Objetivos: ¿a corto o a largo plazo?
Yo soy una persona bastante estructurada. Reconozco que si me armo una rutina para hacer algo (para cierto día, por ejemplo), me cuesta bastante romperla y si la rompo, ya siento culpa, jajajaja. Es como un “círculo vicioso”.
Pero en general tengo bastante constancia para trabajar en lo que me interesa, aunque muchas veces me vaya mal y tarde mucho en lograrlo. Mi personalidad y las circunstancias que me tocaron vivir, me prepararon para luchar (por años) para alcanzar ciertas cosas, aunque me equivoque cientos o miles de veces.
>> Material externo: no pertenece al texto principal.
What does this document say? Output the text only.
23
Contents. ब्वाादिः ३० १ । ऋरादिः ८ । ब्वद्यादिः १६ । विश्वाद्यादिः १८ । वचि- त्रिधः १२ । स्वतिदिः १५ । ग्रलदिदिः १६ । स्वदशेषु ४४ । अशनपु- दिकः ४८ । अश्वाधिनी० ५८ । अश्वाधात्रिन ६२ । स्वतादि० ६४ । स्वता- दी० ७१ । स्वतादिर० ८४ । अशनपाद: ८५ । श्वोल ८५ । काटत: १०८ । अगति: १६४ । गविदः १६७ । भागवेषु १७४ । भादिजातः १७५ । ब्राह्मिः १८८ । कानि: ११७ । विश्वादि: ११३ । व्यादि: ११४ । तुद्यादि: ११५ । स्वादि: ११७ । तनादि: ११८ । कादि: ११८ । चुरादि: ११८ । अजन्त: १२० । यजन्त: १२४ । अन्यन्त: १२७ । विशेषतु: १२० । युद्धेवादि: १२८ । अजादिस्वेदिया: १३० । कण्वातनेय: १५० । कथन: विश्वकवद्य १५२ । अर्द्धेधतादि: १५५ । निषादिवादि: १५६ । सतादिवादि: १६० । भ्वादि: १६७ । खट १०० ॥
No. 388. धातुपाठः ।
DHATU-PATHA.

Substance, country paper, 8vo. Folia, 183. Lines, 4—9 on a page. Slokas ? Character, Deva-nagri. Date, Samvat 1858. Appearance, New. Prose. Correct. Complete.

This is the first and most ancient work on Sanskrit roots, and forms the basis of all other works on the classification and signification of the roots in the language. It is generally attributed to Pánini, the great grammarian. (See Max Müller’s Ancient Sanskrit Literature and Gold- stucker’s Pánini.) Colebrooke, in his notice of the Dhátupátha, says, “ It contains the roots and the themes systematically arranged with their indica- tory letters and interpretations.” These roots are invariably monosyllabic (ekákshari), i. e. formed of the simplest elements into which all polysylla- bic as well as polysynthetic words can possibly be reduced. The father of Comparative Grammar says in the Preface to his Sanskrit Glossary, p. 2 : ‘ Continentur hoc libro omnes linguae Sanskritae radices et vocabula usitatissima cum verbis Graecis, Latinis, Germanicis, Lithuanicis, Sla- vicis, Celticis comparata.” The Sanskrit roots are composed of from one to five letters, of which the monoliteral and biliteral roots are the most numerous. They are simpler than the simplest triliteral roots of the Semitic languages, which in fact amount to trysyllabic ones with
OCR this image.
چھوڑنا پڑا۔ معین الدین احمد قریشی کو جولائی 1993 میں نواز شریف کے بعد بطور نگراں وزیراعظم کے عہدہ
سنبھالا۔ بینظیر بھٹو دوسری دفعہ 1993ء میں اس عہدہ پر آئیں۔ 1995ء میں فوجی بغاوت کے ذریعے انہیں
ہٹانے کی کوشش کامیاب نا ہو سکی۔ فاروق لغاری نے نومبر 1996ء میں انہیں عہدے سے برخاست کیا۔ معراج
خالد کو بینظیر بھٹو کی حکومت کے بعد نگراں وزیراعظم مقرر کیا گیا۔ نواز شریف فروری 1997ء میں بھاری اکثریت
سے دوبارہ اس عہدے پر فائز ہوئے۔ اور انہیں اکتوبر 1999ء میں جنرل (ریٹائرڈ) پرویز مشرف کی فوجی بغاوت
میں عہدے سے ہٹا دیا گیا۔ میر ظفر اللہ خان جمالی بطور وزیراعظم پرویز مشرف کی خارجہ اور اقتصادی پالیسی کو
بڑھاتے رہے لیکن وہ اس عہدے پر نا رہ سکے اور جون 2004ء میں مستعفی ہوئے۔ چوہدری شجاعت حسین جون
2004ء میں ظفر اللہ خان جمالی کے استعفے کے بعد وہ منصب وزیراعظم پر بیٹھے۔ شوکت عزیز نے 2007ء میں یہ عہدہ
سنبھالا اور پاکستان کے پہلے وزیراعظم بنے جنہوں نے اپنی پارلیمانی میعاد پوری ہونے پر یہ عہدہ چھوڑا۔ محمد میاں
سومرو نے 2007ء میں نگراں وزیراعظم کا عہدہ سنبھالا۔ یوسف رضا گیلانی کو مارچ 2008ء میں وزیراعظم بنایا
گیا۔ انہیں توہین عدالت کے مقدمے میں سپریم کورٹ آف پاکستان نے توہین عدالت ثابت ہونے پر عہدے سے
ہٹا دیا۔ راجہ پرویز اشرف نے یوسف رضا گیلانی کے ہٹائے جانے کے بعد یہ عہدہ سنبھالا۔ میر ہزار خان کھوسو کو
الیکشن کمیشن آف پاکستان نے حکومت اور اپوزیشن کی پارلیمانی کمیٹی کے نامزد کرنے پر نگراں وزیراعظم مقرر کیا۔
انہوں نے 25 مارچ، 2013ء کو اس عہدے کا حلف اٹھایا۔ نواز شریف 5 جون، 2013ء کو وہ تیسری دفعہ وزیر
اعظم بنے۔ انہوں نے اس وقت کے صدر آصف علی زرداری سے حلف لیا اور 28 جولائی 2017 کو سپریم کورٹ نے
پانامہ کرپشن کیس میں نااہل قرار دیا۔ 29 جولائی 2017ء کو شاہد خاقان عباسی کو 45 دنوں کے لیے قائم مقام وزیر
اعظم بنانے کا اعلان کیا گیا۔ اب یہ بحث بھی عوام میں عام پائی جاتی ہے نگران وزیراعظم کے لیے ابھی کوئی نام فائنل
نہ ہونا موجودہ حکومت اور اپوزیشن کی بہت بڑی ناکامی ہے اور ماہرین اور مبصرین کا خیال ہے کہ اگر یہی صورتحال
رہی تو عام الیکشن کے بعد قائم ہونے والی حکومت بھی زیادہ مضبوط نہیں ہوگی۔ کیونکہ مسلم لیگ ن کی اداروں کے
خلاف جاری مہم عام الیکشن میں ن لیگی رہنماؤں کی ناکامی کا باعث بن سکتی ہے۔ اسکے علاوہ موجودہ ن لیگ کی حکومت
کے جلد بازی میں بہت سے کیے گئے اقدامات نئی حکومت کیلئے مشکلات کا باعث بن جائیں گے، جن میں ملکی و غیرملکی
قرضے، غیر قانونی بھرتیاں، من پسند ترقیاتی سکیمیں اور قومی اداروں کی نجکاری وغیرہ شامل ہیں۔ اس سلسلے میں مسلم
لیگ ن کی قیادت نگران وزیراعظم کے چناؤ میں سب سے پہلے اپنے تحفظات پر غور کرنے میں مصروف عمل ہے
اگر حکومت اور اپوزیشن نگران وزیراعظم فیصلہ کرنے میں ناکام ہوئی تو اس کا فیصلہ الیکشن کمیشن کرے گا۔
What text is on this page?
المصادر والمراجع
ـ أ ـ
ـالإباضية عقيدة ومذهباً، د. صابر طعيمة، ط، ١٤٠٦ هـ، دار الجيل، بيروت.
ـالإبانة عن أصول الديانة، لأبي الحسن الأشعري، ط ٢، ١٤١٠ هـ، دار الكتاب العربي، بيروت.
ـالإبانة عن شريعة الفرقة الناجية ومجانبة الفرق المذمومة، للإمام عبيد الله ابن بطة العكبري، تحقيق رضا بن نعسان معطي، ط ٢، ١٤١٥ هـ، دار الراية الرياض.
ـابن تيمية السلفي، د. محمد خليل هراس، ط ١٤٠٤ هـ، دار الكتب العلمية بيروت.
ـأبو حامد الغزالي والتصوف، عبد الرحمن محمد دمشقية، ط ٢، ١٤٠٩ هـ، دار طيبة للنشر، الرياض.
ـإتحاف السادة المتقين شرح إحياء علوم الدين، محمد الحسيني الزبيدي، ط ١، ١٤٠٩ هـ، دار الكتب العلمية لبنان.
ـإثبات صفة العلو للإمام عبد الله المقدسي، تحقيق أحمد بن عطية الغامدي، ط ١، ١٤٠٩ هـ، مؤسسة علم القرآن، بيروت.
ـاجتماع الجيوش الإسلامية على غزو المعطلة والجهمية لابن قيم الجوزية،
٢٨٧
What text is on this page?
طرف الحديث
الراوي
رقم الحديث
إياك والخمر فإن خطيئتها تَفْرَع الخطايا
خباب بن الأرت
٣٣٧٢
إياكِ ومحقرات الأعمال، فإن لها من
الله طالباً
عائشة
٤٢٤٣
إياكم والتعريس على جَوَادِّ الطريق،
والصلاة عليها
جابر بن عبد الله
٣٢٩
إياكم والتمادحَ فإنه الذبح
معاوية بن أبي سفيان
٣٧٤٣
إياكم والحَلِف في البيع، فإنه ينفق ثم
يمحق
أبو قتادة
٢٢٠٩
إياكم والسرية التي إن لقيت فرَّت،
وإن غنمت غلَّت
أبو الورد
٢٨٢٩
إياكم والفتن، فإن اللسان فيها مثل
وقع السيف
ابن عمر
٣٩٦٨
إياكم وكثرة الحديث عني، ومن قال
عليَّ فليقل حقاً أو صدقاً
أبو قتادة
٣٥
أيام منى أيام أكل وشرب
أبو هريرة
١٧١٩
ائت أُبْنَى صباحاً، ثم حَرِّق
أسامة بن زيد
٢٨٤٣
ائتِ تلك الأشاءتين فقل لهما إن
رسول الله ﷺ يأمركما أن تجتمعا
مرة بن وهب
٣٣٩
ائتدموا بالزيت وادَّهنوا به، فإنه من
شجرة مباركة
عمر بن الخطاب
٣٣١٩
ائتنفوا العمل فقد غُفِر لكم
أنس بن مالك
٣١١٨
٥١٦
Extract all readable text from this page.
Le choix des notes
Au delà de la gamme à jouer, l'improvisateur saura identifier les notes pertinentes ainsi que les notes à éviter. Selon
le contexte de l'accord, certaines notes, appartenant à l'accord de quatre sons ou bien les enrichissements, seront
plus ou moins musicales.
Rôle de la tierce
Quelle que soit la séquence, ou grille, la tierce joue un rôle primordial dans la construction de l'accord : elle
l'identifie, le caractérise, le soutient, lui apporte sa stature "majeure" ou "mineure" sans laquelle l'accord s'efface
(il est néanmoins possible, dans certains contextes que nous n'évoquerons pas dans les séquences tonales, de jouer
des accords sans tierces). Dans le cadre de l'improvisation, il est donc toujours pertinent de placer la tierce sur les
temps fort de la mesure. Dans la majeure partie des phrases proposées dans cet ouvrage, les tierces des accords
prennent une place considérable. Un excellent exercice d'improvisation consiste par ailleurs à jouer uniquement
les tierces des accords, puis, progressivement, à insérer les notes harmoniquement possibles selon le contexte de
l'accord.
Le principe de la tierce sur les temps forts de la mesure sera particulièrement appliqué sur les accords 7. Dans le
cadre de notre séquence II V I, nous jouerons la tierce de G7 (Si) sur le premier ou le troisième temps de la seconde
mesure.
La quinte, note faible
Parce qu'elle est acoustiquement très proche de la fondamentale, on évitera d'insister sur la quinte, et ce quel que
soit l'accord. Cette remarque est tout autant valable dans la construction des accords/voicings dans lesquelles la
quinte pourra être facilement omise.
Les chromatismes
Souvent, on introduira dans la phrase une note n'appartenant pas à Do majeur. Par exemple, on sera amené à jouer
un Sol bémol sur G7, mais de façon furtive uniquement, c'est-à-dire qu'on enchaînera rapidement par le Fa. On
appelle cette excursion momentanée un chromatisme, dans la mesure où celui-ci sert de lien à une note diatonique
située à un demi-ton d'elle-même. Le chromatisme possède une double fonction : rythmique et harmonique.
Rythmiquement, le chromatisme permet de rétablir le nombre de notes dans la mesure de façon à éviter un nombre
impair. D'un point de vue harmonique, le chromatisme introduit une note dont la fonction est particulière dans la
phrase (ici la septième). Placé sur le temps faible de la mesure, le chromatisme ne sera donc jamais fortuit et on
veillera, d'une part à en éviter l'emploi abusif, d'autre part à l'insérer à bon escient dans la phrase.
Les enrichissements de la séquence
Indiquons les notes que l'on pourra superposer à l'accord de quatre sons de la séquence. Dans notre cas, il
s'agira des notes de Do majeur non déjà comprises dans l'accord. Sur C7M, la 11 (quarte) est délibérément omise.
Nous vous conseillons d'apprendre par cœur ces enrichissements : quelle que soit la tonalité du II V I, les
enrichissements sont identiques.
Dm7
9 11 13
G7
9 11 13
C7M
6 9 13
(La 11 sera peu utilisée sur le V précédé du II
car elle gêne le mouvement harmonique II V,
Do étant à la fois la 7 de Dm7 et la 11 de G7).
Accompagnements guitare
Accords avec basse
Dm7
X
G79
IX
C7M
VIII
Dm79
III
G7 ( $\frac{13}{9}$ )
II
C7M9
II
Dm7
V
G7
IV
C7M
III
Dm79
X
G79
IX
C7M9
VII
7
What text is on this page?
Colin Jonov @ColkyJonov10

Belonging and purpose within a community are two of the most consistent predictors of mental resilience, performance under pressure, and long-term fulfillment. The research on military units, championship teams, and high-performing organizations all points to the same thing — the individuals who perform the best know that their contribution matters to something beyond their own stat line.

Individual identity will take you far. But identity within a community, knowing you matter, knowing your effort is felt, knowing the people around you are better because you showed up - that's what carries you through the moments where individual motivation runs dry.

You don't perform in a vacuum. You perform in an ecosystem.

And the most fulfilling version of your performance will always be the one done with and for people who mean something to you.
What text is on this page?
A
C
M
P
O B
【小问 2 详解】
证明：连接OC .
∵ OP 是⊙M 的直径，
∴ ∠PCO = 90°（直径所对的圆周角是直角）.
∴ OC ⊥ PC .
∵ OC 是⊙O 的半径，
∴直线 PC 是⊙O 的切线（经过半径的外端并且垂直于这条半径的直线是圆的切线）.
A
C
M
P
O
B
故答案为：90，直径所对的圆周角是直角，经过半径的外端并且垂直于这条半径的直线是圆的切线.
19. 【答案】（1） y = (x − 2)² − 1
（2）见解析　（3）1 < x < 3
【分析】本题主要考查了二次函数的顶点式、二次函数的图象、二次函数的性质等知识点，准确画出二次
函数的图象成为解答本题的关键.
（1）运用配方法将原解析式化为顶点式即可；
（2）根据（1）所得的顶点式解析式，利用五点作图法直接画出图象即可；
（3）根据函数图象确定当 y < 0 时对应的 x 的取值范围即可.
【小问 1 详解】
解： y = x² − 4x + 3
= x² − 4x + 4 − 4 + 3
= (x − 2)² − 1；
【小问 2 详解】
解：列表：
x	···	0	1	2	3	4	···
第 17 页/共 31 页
Esa es una cualidad que ciertas personas que me conocen mucho, siempre me elogian.
De hecho, funciono mejor trabajando (en objetivos personales a largo plazo) que en cosas inmediatas o que requieren menos tiempo. Pero quizás de tanto darle, y darle (cuando algo realmente me interesa), puedo conseguirlo, aunque me pase media vida luchando por eso; lo cual a veces se vuelve muy pesado o difícil de mantener.
En muchas etapas de mi vida, he sido la más perdedora, y en otras, la más ganadora. Pero en cierta medida, se debe a que estoy esforzándome por algo, durante muchísimo tiempo, aunque nadie lo note ni lo perciba.
Si bien mi vida es una constante lucha contra todos mis defectos (que son muchos) y admiro a quienes tienen cualidades innatas que yo no tengo, también creo que los objetivos que son tan difíciles de conseguir, y que llevan tanto tiempo, son los que más nos enseñan y preparan para el futuro.
Hace 4 años atrás, uno de los familiares que más quiero, pasó por una enfermedad muy grave. Y en ese momento, prácticamente, se me acabo el mundo. Muchas de las cosas que tenía en ese momento, las fui perdiendo, hasta que logre levantarme y mi familiar por suerte, ahora está bien.
Y en estos momentos le toca el turno a otro familiar, que si bien tiene un pronóstico muchísimo mejor, pasamos por unos días bastante difíciles o complicados, incluso yo de lo nerviosa que estuve, tuve algunos roces con gente que nada tiene que ver con mi entorno familiar.
Incluso durante esos días he dejado de consolar a algunas personas, que siempre me llaman por teléfono, buscando ánimo, porque la verdad no tengo ganas de escuchar a otros, cuando yo estoy mal por cosas mucho más grave. Creo que ese es un pequeño logro personal. Aprender a decir NO, cuando no estoy en condiciones de ayudar a otros.
- Pero lo que si aprendí de esa primera experiencia, es que si me vuelvo a caer como esa vez, no sirvo de nada. No estoy en condiciones de ayudar a nadie, y menos a quien realmente lo necesita. Aprendí que no debo tirar por la borda esos objetivos que me trace, por más egoísta que suene. Hacer cosas por uno mismo es la mejor forma de ayudar a tus seres queridos. Cuando uno está bien, puede ayudar a los demás. De lo contrario, es imposible. Y eso es algo que te permite ver la vida de otra manera, y seguir peleándola. Les aseguro que me costó años aprender esto.
Pero esta vez estoy mucho más fuerte para ayudar a mi familiar, para seguir ayudándome a mí misma, y para seguir trabajando por mis objetivos, que son quizás mis metas de vida.
¿Ustedes qué opinan? ¿Tienen objetivos a largo plazo? ¿Qué hacen para no perder el rumbo? ¿Qué sentimientos tienen cuando alcanzan una meta muy importante en sus vidas? Me gustaría que compartieran conmigo sus impresiones o que me cuenten experiencias parecidas. ¡Muchas gracias!